Debra Lafave’s Child’s Play
In a stunning turn of events this week, Debra Lafave, the former Florida teacher who made international headlines for having sex with a 14-year-old student, has resurfaced in the public eye. Shockingly, Lafave requested that a Florida court amend the terms of her probation to permit her to have supervised contact with the children of her relatives and friends. Lafave’s recent motion raises highly controversial legal and ethical questions concerning how courts and society should handle convicted sex offenders, particularly those who have engaged in acts similar to Lafave, as they transition from serving their sentences back into everyday life.
The Debra Lafave story, with a sultry blond teacher at its center, has been tailor made for the tabloids since the original allegations were lodged against her in 2004. The sensational case immediately sparked intense interest by mainstream media in the disturbing trend of female teachers engaging in sexual relations with minor male students. Hollywood has also examined the traumatic social and psychological consequences of these illicit and illegal relationships most recently in the 2006 critically acclaimed film, “Notes on a Scandal” starring Cate Blanchett and Judi Dench. The soon to be released documentary, “After School” which features Debra Lafave’s ex-husband Owen Lafave, focuses squarely on this alarming phenomenon through original footage as well as interviews with experts and victims.
Lafave, 29, pleaded guilty in 2006 to two counts of lewd and lascivious battery for having sex with her victim in a classroom and other locations. As punishment for her crime, Lafave was sentenced in a Hillsborough Country Court to a mere hand slap without jail time. Lafave served two and a half years under house arrest out of the three years to which she was sentenced. She was freed last year and now the comely young woman is serving seven years probation. Lafave also completed a sex offender therapy program as part of her sentence. In December 2007, Lafave violated her probation and was arrested for spending time with a 17-year-old female co-worker at a restaurant. Lafave claimed she was unaware that this relationship was in violation of her probation. Luckily for Lafave, the court allowed the isolated incident to slide. However, the arrest was a reminder to Debra Lafave that her behavior was being monitored closely during her probationary period. One of the conditions of LaFave’s probation is that she is banned from having contact with minors. A Florida court is expected to hear LaFave’s current motion to ease that ban on Thursday.

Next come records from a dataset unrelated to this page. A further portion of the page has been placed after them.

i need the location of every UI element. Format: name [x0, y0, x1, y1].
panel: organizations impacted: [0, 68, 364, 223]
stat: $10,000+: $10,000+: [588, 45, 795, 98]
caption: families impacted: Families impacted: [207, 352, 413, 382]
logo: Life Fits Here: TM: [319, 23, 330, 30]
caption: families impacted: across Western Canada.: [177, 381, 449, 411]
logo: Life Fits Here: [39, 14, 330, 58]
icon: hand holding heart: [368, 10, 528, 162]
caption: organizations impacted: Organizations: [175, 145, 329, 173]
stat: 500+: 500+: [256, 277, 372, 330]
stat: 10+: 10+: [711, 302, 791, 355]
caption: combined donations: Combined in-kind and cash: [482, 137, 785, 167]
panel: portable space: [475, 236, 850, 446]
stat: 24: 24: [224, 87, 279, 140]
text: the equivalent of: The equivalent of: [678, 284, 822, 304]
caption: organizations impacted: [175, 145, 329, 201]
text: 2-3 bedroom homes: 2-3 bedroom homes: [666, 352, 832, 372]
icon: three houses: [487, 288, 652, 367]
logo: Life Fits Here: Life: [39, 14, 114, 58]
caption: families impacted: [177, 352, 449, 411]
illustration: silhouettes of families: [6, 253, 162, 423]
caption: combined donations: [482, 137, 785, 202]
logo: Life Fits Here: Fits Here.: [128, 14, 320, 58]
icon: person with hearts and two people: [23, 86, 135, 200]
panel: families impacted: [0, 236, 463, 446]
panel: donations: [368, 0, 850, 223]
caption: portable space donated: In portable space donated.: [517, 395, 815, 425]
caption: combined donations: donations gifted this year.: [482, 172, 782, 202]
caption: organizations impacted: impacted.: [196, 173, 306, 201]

Should Debra LaFave be legally permitted to have close contact with children even if such contact is under strict supervision? If so, what procedural safeguards need to be established to protect any children Lafave may come into contact with and is there the risk that she will commit new criminal acts if her probation terms are amended? Owen Lafave, Debra’s ex-husband believes his ex-wife’s current motion should be denied by the court. He stated to Elites TV, “I’m still firmly of the opinion that Debbie’s original sentence was far too lenient. The probation terms were part of a settlement agreement to avoid jail that she, by her own doing, agreed to and while it’s unfortunate that her sentence makes her life difficult; what is even more unfortunate are her original actions that caused harm to the victim, his family, as well as many other people close to Debbie including both me and her parents. Her house arrest period has already been reduced so would I urge the court and Judge Timmerman to uphold the original contemplated probationary period and all clauses in reference to her dealings with minors.”
In evaluating whether to grant Debra Lafave’s new motion, the court must come down hard this time by carefully considering the circumstances surrounding her original crime and determine whether she has and will continue to abide by the rules of her probation. Additionally, the judge needs to fully assess whether LaFave has been sufficiently rehabilitated from an emotional and psychological standpoint so as to not pose a future threat to other children or young adults. Lafave’s track record demonstrates, however, that she has violated the rules of her probation in the past without fully understanding the legal implications of her actions. LaFave has also been diagnosed with bipolar disorder which she has claimed may have contributed to her desire to engage in an inappropriate sexual relationship with a teenage boy. The court will need to determine the likely impact that any psychological disorder Lafave is now experiencing or has experienced in the past will have on her current propensity to engage in the acts that were the subject of her original crime.
Ultimately, in deciding on Debra Lafave’s motion, the court must balance her desire to begin reestablishing a normal life against the potential risk Lafave poses to the minors she may come into contact with as she reintegrates into civil society. The judge will also have to determine whether Lafave has served a sentence that is truly commensurate with the nature and severity of her crime. If the court grants Lafave’s motion, it is essential that it establish strict guidelines and procedures to monitor her interaction with minors so as to ensure their protection. If the motion is denied, it will simply provide Debra Lafave with more time to contemplate the deep consequences of her actions on her victim, his and her families as well as society at-large.
Matt Semino is a New York attorney and legal commentator. He is a graduate of Columbia Law School , Cornell University and is a Fulbright Scholar.